Pengajaran Sintakmatik Kurang Percaya Diri

Written By sanggarsejarah on Selasa, 02 Juli 2013 | 03.37





             Mengingat seminar yang disampaikan Taufiq Ismail pada 29 April lalu di Auditorium UNY, hal utama yang saya ingat adalah “Tata Bahasa. Pokoknya Tata Bahasa...” kenapa demikian? Dalam makalah maupun ucapan lisan beliau menegaskan jika salah satu kesalahan sistem pendidikan di Nusantara adalah sikap terlalu “mengagungkan” pembelajaran kita akan tata bahasa. Semestinya pembelajaran tata bahasa diwajibkan hanya 6 tahun saja (SD dan SMP), untuk SMA yang ditekankan adalah pembelajaran membaca dan menulis. Kegiatan pembelajaran demikian bukan berarti kita sama sekali meniadakan tata bahasa pada tingkat lepas SMP, namun guru dapat mengarahkan tata bahasa siswa ketika kegiatan menulis. 
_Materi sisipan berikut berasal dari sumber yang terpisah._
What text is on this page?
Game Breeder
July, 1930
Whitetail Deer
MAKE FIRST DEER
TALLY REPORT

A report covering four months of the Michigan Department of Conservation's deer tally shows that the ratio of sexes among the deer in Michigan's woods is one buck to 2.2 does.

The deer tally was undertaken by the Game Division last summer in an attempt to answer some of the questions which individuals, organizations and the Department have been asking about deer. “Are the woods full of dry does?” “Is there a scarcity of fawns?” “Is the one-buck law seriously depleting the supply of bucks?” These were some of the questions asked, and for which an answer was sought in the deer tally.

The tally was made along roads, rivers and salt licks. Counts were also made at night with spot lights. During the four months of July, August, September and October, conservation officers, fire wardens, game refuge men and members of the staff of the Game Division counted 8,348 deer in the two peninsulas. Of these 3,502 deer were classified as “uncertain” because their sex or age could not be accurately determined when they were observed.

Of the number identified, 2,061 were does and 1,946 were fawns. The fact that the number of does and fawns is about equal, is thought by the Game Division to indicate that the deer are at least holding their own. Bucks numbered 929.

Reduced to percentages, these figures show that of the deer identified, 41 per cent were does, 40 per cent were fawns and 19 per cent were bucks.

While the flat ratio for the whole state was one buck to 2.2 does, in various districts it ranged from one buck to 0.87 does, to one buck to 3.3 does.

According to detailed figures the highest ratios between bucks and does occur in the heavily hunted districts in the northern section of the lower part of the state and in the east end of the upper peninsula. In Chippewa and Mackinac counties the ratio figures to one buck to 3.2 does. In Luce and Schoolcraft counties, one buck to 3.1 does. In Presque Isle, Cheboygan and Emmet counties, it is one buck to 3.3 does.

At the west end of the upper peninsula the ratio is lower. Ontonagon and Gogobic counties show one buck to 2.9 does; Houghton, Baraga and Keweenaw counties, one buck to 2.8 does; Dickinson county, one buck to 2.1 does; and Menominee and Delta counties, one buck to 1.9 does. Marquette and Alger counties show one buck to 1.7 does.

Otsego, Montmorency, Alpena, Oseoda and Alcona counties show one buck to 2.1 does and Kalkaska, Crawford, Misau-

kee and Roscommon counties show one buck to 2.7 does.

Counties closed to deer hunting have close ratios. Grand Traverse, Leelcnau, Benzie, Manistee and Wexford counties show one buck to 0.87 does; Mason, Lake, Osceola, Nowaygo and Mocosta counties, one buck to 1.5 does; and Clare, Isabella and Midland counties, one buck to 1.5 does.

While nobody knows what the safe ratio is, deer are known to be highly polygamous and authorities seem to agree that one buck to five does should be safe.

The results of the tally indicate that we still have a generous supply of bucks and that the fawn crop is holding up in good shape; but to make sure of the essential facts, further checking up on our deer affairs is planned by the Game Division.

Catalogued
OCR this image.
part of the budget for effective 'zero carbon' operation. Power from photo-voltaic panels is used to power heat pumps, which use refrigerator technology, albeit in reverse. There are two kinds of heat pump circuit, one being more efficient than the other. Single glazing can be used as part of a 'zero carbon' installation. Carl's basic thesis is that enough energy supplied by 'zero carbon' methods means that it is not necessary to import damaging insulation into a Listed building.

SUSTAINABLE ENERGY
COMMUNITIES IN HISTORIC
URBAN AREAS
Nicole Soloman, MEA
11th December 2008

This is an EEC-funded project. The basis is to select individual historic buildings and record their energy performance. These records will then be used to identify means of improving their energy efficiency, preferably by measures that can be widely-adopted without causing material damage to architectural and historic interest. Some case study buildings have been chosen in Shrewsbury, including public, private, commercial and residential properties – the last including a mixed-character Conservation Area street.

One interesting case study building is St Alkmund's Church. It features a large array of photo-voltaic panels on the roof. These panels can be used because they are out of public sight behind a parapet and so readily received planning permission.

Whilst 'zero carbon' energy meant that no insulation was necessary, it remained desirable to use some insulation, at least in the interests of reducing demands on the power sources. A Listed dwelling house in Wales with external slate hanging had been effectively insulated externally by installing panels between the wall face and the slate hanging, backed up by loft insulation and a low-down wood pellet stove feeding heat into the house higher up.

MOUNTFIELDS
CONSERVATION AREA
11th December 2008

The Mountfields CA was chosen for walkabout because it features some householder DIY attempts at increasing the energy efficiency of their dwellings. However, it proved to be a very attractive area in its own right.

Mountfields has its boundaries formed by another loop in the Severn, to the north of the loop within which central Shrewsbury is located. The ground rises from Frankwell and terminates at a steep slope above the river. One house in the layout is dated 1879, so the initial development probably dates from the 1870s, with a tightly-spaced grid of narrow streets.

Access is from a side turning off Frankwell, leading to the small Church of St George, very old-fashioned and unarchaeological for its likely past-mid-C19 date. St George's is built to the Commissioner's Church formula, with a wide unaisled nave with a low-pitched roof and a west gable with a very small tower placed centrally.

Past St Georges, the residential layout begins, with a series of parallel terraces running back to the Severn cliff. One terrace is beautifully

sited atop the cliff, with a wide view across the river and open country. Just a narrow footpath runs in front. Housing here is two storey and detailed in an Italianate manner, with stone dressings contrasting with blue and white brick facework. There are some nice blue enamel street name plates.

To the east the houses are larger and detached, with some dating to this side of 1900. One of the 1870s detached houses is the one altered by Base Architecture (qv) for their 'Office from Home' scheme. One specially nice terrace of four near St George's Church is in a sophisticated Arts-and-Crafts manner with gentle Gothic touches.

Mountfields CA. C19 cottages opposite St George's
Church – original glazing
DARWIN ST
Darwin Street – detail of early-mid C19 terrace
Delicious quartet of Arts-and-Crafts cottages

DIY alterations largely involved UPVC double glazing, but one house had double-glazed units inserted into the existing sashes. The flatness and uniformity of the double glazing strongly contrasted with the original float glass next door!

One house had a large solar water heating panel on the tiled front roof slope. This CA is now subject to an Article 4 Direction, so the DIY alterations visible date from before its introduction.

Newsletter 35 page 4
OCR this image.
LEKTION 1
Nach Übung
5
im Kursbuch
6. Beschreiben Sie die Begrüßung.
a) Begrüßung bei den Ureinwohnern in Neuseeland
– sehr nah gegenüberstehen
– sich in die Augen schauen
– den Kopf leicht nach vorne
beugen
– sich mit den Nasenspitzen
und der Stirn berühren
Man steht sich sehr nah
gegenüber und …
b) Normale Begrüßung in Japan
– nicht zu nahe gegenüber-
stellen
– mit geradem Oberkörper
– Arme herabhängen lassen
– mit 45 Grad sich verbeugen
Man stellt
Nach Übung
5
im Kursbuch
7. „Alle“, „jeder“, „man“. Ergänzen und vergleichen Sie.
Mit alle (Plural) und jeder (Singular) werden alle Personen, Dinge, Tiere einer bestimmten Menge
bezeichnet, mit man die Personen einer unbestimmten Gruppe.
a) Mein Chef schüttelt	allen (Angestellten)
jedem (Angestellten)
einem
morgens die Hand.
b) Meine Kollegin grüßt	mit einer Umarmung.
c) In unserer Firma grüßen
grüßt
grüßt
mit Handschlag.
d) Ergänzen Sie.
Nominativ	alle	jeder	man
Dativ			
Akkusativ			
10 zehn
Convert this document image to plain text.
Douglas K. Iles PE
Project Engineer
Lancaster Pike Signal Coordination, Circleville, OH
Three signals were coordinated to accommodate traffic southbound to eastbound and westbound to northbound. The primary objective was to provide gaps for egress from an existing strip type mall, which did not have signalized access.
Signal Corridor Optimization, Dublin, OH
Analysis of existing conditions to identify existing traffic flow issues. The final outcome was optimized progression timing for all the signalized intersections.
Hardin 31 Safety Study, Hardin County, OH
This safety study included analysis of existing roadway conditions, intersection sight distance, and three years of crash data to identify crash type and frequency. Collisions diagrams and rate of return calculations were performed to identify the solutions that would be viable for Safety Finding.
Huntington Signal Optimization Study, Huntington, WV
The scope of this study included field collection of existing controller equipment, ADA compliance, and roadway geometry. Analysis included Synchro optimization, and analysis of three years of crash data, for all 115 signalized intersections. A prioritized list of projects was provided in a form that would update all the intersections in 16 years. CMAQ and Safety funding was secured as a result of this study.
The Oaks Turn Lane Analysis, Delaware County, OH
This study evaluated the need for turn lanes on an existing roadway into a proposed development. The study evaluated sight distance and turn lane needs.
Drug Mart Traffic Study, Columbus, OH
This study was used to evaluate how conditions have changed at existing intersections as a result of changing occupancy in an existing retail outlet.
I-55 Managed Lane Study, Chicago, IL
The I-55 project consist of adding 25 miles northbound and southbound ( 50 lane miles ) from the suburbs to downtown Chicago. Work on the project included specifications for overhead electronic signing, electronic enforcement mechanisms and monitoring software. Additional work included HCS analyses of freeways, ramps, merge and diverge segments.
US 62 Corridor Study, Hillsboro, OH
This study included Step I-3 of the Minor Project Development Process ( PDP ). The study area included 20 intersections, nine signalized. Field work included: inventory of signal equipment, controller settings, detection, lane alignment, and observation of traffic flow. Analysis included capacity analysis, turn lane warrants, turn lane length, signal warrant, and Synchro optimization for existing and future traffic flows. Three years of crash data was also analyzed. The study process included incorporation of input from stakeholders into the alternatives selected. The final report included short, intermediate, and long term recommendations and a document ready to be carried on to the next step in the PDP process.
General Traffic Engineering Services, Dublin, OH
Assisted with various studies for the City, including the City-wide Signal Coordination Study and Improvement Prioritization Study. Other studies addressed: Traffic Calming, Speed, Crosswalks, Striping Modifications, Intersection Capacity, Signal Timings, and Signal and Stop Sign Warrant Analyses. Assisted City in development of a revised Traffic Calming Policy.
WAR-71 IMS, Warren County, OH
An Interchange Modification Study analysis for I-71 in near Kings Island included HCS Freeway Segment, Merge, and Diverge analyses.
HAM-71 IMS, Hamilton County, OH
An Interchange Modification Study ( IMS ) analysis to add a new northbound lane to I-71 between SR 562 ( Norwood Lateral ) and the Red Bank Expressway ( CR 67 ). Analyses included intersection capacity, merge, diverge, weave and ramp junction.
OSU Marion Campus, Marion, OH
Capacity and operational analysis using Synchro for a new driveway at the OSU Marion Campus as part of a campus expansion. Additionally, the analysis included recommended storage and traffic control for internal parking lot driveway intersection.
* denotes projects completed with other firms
               Dalam konteks permasalahan dan teks makalah seminar saya cenderung setuju untuk pemahan beliau, hanya saja melihat kenyataan sintakmatik kita saat ini sangat memprihatinkan sekali. Dalam banyak kasus, ditemui tidak hanya puluhan kali siswa SMA bahkan mahasiswa kesulitan dalam menentukan S,P,O dan K. Artinya permasalahn sintakmatik bukan perkara enteng, dan sistem seperti itu apakah ideal diimlpementasikan di Bumi Pertiwi? mengingat rendahnya kemauan siswa akan membaca. Artinya kegiatan membaca bukan saja diamini pada sistem pembelajaranya saja, namun doktrin semangat membaca juga harusnya menjadi hal fundamental.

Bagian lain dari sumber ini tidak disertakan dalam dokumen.